De acordo com Vanessa Gasques, apesar de as perícias médicas não terem afirmado com absoluta certeza que a paralisia foi ocasionada pelas vacinas, “também não afirmaram, com absoluta certeza, que não foram”.
“Os peritos apenas dissertaram que na literatura médica havia casos relatados de AVC pós-vacinal (fl.322 e 388), mas sem estudos controlados, científicos, para comprovar tal ocorrência e que poderia ser apenas uma coincidência temporal”.
A juíza entendeu que as perícias e as demais provas trazidas na ação demonstraram que as lesões neurológicas sofridas pelo menos decorreram de complicações que sugiram logo após a aplicação das vacinas.
"Como não houve, no caso, qualquer outro motivo que não a vacina a provocar o quadro clínico da criança, que culminou na sua moléstia de natureza permanente e irreversível com limitações neurológicas, motoras e comportamentais, deve o Estado ser responsabilizado por ter gerado a situação de risco que lhe deu causa. O dever de indenizar, portanto, está explícito”.
Ainda segundo a magistrada, o Poder Público em nenhum momento conseguiu comprovar que não teve responsabilidade sobre a situação ou que a culpa foi da vítima ou de terceiros.
“Ressalte-se que, somente com 06 meses de vida, o autor foi obrigado a peregrinar por hospitais, chegando a permanecer 13 dias internado, convivendo com as agruras conhecida do serviço público de saúde, longe do aconchego do lar e de outros familiares”.
Vanessa Gasques citou que, por conta do episódio, a criança ficou impossibilitada de viver as experiências próprias da infância, como engatinhar, dar os primeiros passos, as primeiras palavras, etc.
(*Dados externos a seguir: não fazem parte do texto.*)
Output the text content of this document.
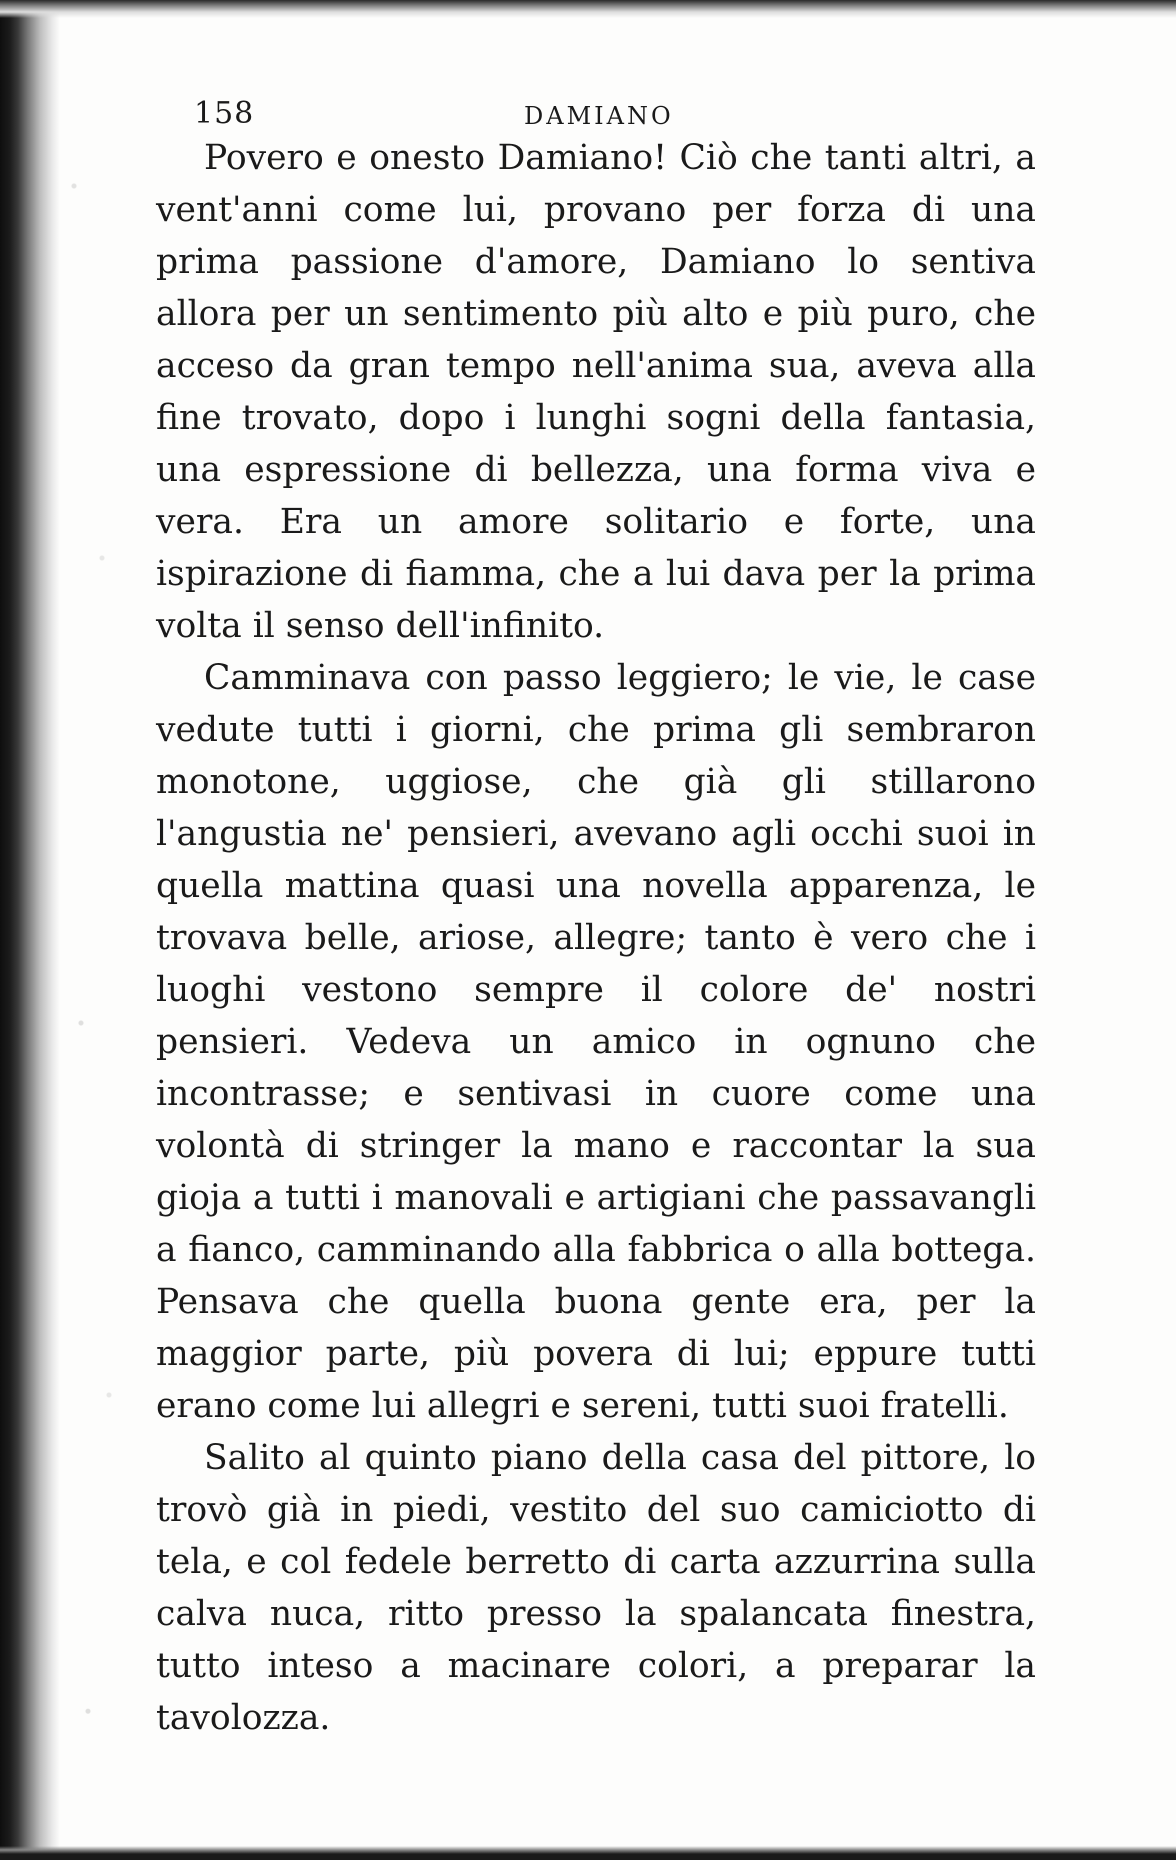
158	DAMIANO

Povero e onesto Damiano! Ciò che tanti altri, a vent'anni come lui, provano per forza di una prima passione d'amore, Damiano lo sentiva allora per un sentimento più alto e più puro, che acceso da gran tempo nell'anima sua, aveva alla fine trovato, dopo i lunghi sogni della fantasia, una espressione di bellezza, una forma viva e vera. Era un amore solitario e forte, una ispirazione di fiamma, che a lui dava per la prima volta il senso dell'infinito.

Camminava con passo leggiero; le vie, le case vedute tutti i giorni, che prima gli sembraron monotone, uggiose, che già gli stillarono l'angustia ne' pensieri, avevano agli occhi suoi in quella mattina quasi una novella apparenza, le trovava belle, ariose, allegre; tanto è vero che i luoghi vestono sempre il colore de' nostri pensieri. Vedeva un amico in ognuno che incontrasse; e sentivasi in cuore come una volontà di stringer la mano e raccontar la sua gioja a tutti i manovali e artigiani che passavangli a fianco, camminando alla fabbrica o alla bottega. Pensava che quella buona gente era, per la maggior parte, più povera di lui; eppure tutti erano come lui allegri e sereni, tutti suoi fratelli.

Salito al quinto piano della casa del pittore, lo trovò già in piedi, vestito del suo camiciotto di tela, e col fedele berretto di carta azzurrina sulla calva nuca, ritto presso la spalancata finestra, tutto inteso a macinare colori, a preparar la tavolozza.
“Hoje, o autor está com quase 07 anos e, em virtude das sequelas do AVC, muitas devem ser as frustrações pelas experiências que não pode vivenciar e pelo que irá enfrentar ao longo da vida”.
“Partindo, pois, de julgados aplicáveis à espécie, considerando como balizas para o arbitramento a gravidade das circunstâncias e o fato de que a reparação não deve ensejar enriquecimento indevido, arbitro os danos morais devidos ao autor na quantia de R$ 80.000,00, valor que entendo ser razoável para ressarcir e mitigar o dano suportado”, decidiu.